I ordered one load of “top soil” from Joey Denison, operator of the 1/2 dozen or so trucks running from Scenic Drive near Offerman, GA to GP Brunswick Cellulose, via one of the drivers, a cousin, in the spring of 2018 for $300 for my vegetable garden. I was then confronted with a 24 ton dump of sludge, pine bark ash & lime waste, which at time Denison had said was “topsoil,” I decided to get to the bottom of the dump, so to speak. What is this material, where did it originate and why is it being pawned off as topsoil and fertilizer, when it is clearly aggregated, hard, clumpy “black stuff?”

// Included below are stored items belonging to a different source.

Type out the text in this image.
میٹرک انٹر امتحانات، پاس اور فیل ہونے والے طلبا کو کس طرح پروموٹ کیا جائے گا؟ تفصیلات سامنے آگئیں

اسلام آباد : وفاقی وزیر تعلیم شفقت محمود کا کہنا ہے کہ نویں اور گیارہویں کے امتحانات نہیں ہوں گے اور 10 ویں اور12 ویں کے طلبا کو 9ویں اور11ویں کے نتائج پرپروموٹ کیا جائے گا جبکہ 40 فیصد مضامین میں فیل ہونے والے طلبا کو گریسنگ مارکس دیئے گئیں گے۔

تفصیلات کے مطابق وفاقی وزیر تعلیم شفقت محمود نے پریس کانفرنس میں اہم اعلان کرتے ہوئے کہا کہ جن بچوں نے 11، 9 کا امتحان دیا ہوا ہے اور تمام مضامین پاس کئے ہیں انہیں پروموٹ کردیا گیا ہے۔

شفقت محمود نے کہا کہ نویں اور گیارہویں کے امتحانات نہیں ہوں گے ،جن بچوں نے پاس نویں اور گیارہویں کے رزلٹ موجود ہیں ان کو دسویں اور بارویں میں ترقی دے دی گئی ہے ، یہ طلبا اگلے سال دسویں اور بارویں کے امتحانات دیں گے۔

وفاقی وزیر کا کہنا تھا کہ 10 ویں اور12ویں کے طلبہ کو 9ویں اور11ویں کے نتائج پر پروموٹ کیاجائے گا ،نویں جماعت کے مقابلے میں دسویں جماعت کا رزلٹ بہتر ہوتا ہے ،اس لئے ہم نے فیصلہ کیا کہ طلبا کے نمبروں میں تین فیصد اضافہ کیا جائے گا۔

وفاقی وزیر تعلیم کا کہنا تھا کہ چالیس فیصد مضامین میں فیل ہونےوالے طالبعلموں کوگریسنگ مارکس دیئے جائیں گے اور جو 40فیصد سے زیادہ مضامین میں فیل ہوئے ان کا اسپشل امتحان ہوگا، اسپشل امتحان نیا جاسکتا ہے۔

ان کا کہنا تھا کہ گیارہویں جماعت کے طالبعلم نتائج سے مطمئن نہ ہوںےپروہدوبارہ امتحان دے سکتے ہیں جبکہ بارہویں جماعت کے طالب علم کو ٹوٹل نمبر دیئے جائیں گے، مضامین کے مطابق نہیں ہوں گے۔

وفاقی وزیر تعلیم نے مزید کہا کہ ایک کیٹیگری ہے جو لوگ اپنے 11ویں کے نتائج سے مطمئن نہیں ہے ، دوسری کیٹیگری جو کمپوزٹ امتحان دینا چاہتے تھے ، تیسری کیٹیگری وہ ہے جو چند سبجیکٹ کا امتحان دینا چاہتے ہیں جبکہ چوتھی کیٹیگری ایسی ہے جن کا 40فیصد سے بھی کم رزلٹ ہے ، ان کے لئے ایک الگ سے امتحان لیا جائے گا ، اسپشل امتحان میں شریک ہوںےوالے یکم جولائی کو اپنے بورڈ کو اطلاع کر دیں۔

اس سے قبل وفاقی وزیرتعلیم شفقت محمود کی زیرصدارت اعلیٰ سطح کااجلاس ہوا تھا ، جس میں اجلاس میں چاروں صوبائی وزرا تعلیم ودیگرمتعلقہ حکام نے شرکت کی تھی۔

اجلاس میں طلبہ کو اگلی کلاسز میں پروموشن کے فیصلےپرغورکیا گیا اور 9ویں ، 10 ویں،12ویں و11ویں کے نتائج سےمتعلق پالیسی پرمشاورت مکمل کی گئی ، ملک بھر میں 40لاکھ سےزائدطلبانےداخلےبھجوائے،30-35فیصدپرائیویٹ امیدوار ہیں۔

After meticulous and repeated phone calls to Wittmer Agricycle, “a place in Callahan, FL” according to the driver who dumped the load on my property, in charge of the materials leaving GP Brunswick Cellulose, I requested lab test analysis of the material which sat on my property. What is the composition of the material? After 4 phone calls to the Callahan offices, I was referred by the marketing rep., whom claimed the test results resided in the hands of an embedded rep. at the GP Brunswick Cellulose mill. The marketing rep. assured me the material had been tested, but would not provide any test results. Instead I was told to call an embedded contractor by the name of Shannon Foster at GP’s Brunswick Cellulose plant, which I did. I had phone conversations with Foster in November, December 2018 & January 2019, when he agreed, for the third time to meet with me and provide test analysis results to satisfy my intellectual curiosity. “What’s in It?” The previous meetings arose out of the discovery the Executrix of the Estate of Kenneth J. Chancey of 5853 Chancey Road near Offerman, GA had been given a “Manure Analysis Report” signed off by the Plant manager Mike Vogel as proof of the contents of the materials. It just so happened the Executrix of our Father’s Estate had acquired little or no knowledge of the material elements, prior to her agreement to allow our family farm to become an unregulated waste facility. By Thanksgiving 2018, there were approximately 150 24 ton truckloads of “Brash” Brunswick Ash from GP Brunswick Cellulose leaching into the groundwater on 4 different extant sites.